The service exposes the following API endpoints under the base path /api/v1:
| Method | Path | Description |
|---|---|---|
| GET | /health |
Health check (no auth) |
| POST | /api/v1/documents/upload |
Upload a document for AI assessment |
| GET | /api/v1/documents/status |
List document IDs still in PROCESSING for the user |
| GET | /api/v1/documents |
Paginated upload history |
| GET | /api/v1/documents/{documentId} |
Full result including resultMd |
| GET | /api/v1/users/me |
Authenticated user profile |
Full request/response contracts are documented in docs/corebackend-api.md.
PROCESSING → COMPLETE
↓ ↑
↓ PARTIAL_COMPLETE (≥1 agent responded within timeout)
↓
ERROR
| Status | Terminal | Meaning |
|---|---|---|
PROCESSING |
No | Upload received; AI assessment in progress |
COMPLETE |
Yes | All agents responded; resultMd populated |
PARTIAL_COMPLETE |
Yes | Timeout reached with partial results; resultMd + errorMessage (lists non-responding agents) populated |
ERROR |
Yes | Unrecoverable failure or zero agent responses; errorMessage populated |
graph TD
Client[Frontend Client] -->|POST /documents/upload| Auth[Auth Layer / JWT Validation]
Auth --> CB[CoreBackend :8086]
CB -->|1. Insert metadata status=PROCESSING| DB[(PostgreSQL RDS)]
CB -->|2. Upload binary async| S3[AWS S3]
CB -->|3. POST /orchestrate fire-and-forget| ORC[Orchestrator :8001]
ORC -->|Download file| S3
ORC -->|Publish TaskMessage| TaskQueue[SQS: aia-tasks]
ORC -->|UPDATE status=PROCESSING| DB
TaskQueue -->|Consume| AgentService[Agent Service]
AgentService -->|Publish StatusMessage| StatusQueue[SQS: aia-status]
StatusQueue -->|Poll| ORC
ORC -->|UPDATE status=COMPLETE / PARTIAL_COMPLETE / ERROR + resultMd| DB
Client -->|GET /documents/status| CB
CB -->|Read PROCESSING rows| DB
Once CoreBackend accepts the upload it inserts a DB record, uploads the file to S3, then fires POST /orchestrate to the Orchestrator (same ECS task, localhost:8001).
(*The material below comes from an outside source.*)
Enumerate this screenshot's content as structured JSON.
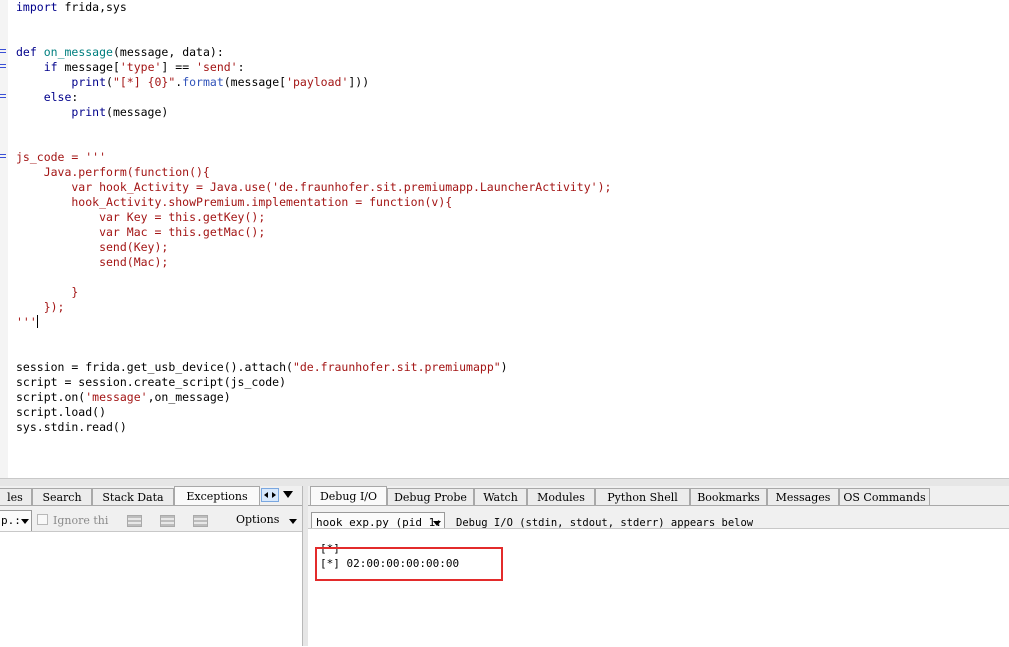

The Orchestrator extracts the document text, publishes a TaskMessage to aia-tasks, and waits for results on aia-status with a configurable timeout (default 8 minutes). On completion it writes resultMd and the terminal status to the database. The frontend polls GET /documents/status until the document ID disappears from the list, then fetches the full result.
app/
├── api/
│ ├── main.py # FastAPI app, router registration, lifespan
│ ├── documents.py # /documents/* endpoints
│ ├── users.py # /users/me endpoint
│ └── health.py # /health endpoint
├── core/
│ ├── config.py # Pydantic settings (env vars → typed config) + TEMPLATE_AGENTS mapping
│ ├── dependencies.py # FastAPI DI providers
│ ├── enums.py # DocumentStatus (PROCESSING, COMPLETE, PARTIAL_COMPLETE, ERROR)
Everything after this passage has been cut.